Die von mir am meisten ersehnte Freitags-Band war eindeutig die Britisch-Irische-Dance-Institution MOLOKO, von der ich schon seit Jahren begeistert bin und die mich mit ihrem aktuellen Meilenstein 'Statues' noch viel mehr in ihren Bann gezogen hat! So war ich auch nicht weiter überrascht, daß noch andere sich für Roisin Murphy & Co. im Zelt interessierten, was dazu führte, daß ich von den ersten drei Songs nur den Sound, aber keine Optik mitbekam. Nachdem man sich allerdings einen gescheiten Platz angeeignet hatte, konnte man feststellen, daß Madame Murphy nicht nur erneut sehr eigen gekleidet war, sondern, daß man es bei MOLOKO wirklich mit einer echten Band zu tun hat, da ALLES bis auf ein par Samples und FX live gespielt wurde von einer verdammt agilen Band, die stets versuchte, mit den coolen Interaktionen der Frontdame mitzuhalten.

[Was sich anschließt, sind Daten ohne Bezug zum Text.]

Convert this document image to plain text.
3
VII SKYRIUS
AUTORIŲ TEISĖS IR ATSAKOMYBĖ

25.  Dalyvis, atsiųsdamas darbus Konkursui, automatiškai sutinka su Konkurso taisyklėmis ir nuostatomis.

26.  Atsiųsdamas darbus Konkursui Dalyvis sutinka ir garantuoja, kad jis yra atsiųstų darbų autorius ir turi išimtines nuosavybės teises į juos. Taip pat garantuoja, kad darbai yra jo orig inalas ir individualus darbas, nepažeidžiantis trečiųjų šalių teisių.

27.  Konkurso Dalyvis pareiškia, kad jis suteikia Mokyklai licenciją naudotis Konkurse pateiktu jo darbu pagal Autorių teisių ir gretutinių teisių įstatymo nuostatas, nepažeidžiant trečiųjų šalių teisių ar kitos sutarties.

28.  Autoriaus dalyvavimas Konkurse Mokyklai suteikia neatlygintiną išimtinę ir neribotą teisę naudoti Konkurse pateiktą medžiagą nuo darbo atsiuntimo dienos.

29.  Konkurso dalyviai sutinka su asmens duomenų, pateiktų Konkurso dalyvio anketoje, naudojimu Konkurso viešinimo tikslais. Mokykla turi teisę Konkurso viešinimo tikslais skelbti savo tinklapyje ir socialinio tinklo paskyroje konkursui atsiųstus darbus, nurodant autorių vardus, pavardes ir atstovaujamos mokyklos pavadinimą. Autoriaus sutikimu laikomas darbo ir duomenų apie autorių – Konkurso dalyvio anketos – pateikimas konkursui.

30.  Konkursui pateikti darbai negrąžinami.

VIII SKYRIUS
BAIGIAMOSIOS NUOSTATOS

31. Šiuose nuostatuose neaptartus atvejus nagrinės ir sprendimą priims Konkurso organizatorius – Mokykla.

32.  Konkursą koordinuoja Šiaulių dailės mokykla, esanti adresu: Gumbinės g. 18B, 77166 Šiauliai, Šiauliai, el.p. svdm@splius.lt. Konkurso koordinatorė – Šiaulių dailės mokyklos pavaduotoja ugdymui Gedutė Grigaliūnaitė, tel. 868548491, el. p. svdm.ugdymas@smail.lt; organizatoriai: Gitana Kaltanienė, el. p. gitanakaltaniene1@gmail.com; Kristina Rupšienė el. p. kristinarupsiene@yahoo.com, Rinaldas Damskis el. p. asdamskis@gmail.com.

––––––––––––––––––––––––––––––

Man wurde förmlich von MOLOKO in einen Sog gezogen, der dafür sorgte, daß wirklich ALLE im Zelt am Tanzen und Bewegen waren und förmlich in Trance geschossen wurden von den mitreißenden, brillanten und ultragroovigen Chill-Trip-Funk-Dance-Nummern (irgendwo zwischen BJÖRK, OLIVE, JAMIROQUAI, SADE ALISON MOYET, SOPHIE ELIS BAXTOR und EVERYTHING BUT THE GIRL) wie 'Fun For Me', 'Forever More' (die grandiose neue Single), 'Familiar Feelings', 'Cannot Contain This', 'Over And Over' oder 'The Time Is Now'. Den krönenden Abschluß der trotz der 60 Minuten viel zu kurzen Show bildete eine Hammer-Long-Tirpversion des Hits 'Sing It Back' als tausendfach geforderte Zugabe. WELTKLASSE!!!

 

RADIOHEAD

 

Tja, und Ausnahmesituationen erfordern halt dann und wann auch mal das ein oder andere Opfer. So haben wir aufgrund der derart genialen Show von MOLOKO und der bereits erwähnten halbstündigen Verschiebung auf der Zeltbühne nahezu fast alles vom Mainstage-Headliner RADIOHEAD verpaßt, was mich aber insofern gar nicht weiter störte, weil ich erneut sagen muß (nachdem ich selbiges Fazit auch schonmal nach der TV-Übertragung einer Rock Am Ring-Show ziehen mußte), daß zwar die Musik von RADIOHEAD auf der heimischen Anlage echt geil rüberkommt und dich komplett fesseln kann, dies allerdings bei einer Festivalsituation für meine Begriffe gar nicht funktioniert. Zwar war die Lichtshow sensationell gut und auch der Sound lies keinerlei Wünsche übrig, allerdings kommt die weinerliche Musik und vor allem der live grauenhafte Gesang (sorry, der Mann kann einfach nicht singen!) einfach zu schief daher, als daß man sich nach einer actionreichen Show, wie der von MOLOKO auch nur ansatzweise darauf einlassen könnte! Da wir nicht vor Ort gecampt haben, sondern jede Nacht die 1,5 Stunden nach Hause gefahren sind (also nicht ich, hihi, sondern der Lars halt...danke nochmal hierfür!), haben wir eben nur zwei Songs der Radioköpfe über uns ergehen lassen und den guten PATRICE (Raggae-Hip/Hop aus Frankreich; muß anscheinend super gewesen sein) ganz gestrichen haben!